Sabinsa first raised concerns about this issue in June, stating: Because vitamin C occurs only in trace quantities in amla, it is not economically feasible to isolate and extract vitamin C up to 25% from that raw material. However, some companies are claiming to offer 25% weight for weight vitamin C derived from amla and further alleging their material is organic.

In August, Sabinsa followed up with the letter. “As we stated in the cease & desist letter, we welcome competition when it is fair and not likely to mislead consumers, however, suppliers who blend fermentation-derived vitamin C with amla extract to claim a high amount of vitamin C must disclose it,” said Sabinsa Founder and Chairman Dr. Muhammed
Majeed in a press release. “As we’ve done in the past taking action against suppliers selling synthetic curcumin labeled as turmeric extract, so too will we be relentless in protecting the integrity of the amla market.”

The letter demands that AFS stop making those false claims and notify all customers, and accurately identify the source of vitamin C in their ingredient in the future.

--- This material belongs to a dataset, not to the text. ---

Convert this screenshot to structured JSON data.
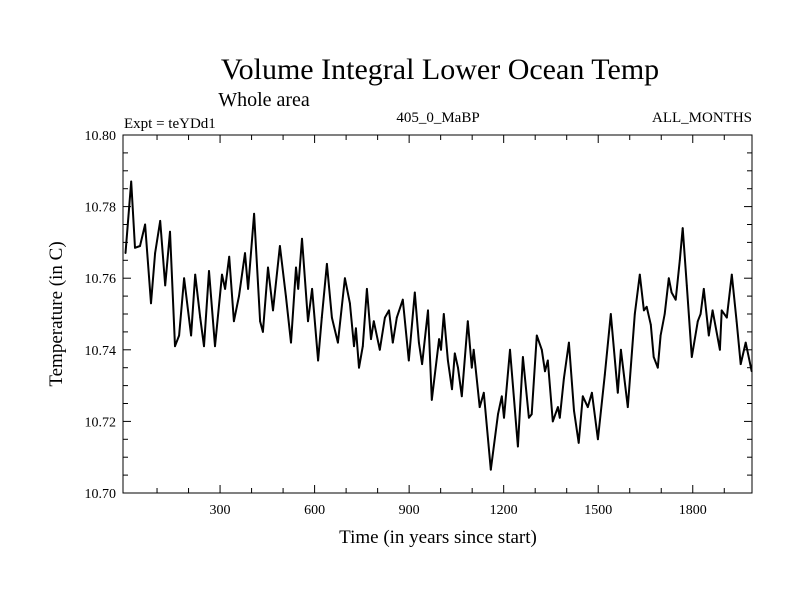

WholeFoods reached out to Brian Zapp, Creative Director for AFS, who emailed the company’s official statement: “AFS stands behind each and every one of its claims for PurC organic vitamin C from amla. AFS expressly denies, in their entirety, the allegations that any of its advertising for PurC is false or misleading. It is categorically untrue that the source of vitamin C in AFS’ PurC is anything other than from amla fruit and AFS can verify those claims with clear, empirical documentation. Sabinsa’s suppositions are clearly flawed in this matter.”